2. Toronto Argonauts (10-8): They may have finished last in the East last year, but that was Before Ricky. In adding one of the CFL’s most prolific passers, still in his prime at 32, this team just got a whole lot better. Throw in a punishing rusher like Cory Boyd, an explosive weapon in Chad Owens and an always-stingy defense, and you’ve got a potential Grey Cup contender. Let’s just hope they draw more fans per game than Raptors this season–though I wouldn’t bet on it. I will be in the stands for their home opener, though. I won’t be cheering for the home side, mind you.
3. Winnipeg Blue Bombers (9-9): Last year was a tale of two halves for the Bombers, who started 7-1, then dropped back-to-back games to the lowly Riders leading to a 3-7 finish. Though they squeaked out an ugly 19-3 Eastern Final win on the frozen tundra of CanadInns Stadium, their performance in the 99th Grey Cup left a lot to be desired. This year, it’s do-or-die time for QB Buck Pierce, entering his eighth CFL season. Pierce has never managed to stay healthy for a full 18 games, though he set personal bests in pass attempts, completions and yardage last year. That said, his 14-to-18 TD-to-INT ratio and 82.0 QB rating were far from impressive. If he can’t elevate his game–and by extension, his team–this year, the Bombers will be studying a lotta film of QB prospects in the offseason.

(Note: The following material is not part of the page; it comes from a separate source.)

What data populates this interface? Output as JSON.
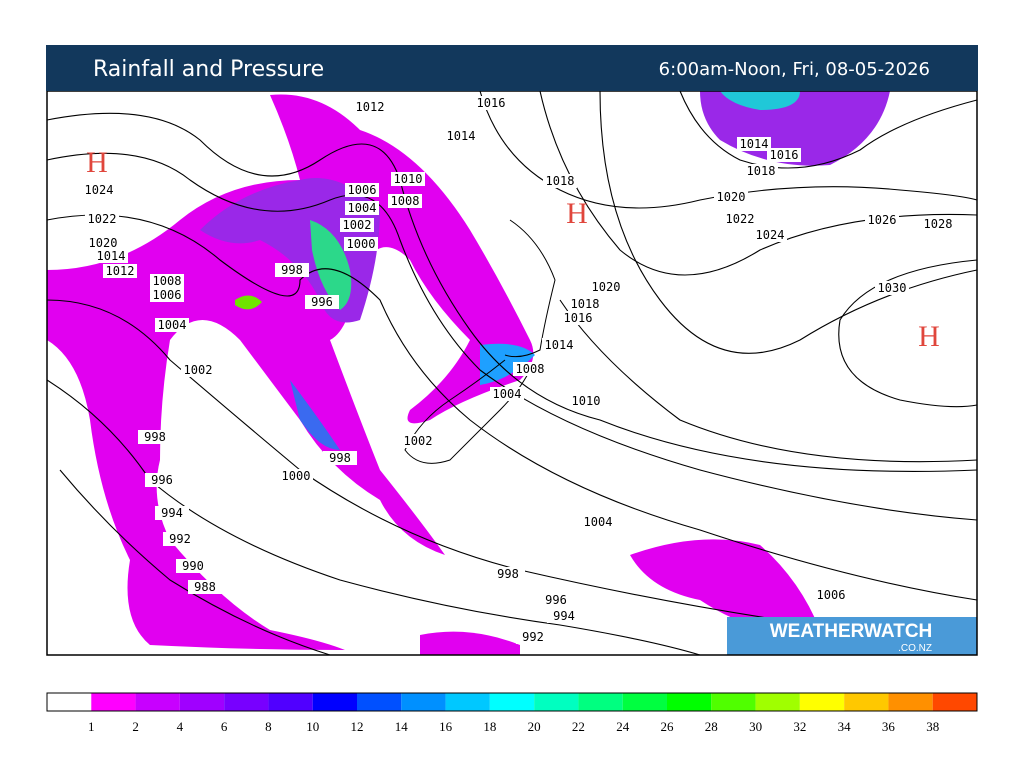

4. Hamilton Tiger-Cats (8-10): Although Marcel Bellefeuille wasn’t a bad coach, he could never get his team over the hump. If you take away 2008, when he took over a terrible team at mid-season, his record as head coach was 26-28, with three playoff appearances–and just one win. Last year, the team took a step back from 9-9 to 8-10, and while they did manage to beat Montreal in a thrilling East Semi-Final, their poor performance in Winnipeg the following week cost Bellefeuille his job. But with him gone, I don’t see an immediate improvement under new bench boss George Cortez. Even with the notable additions of QB Henry Burris and SB Andy Fantuz, they stand to face tougher competition this season–most notably from their rivals down the QEW. That said, another 8-10 season should make the Cats the first East team to cross over into the West Division playoffs, and set up a match against Burris’ old team–if he hasn’t lost the starting job to Quinton Porter by season’s end. If Hank indeed leads his troops into Calgary on November 11th, I might have to burn his old jersey as an offering to the football gods. In any case, I don’t see Hamilton making it past the first round this year, either.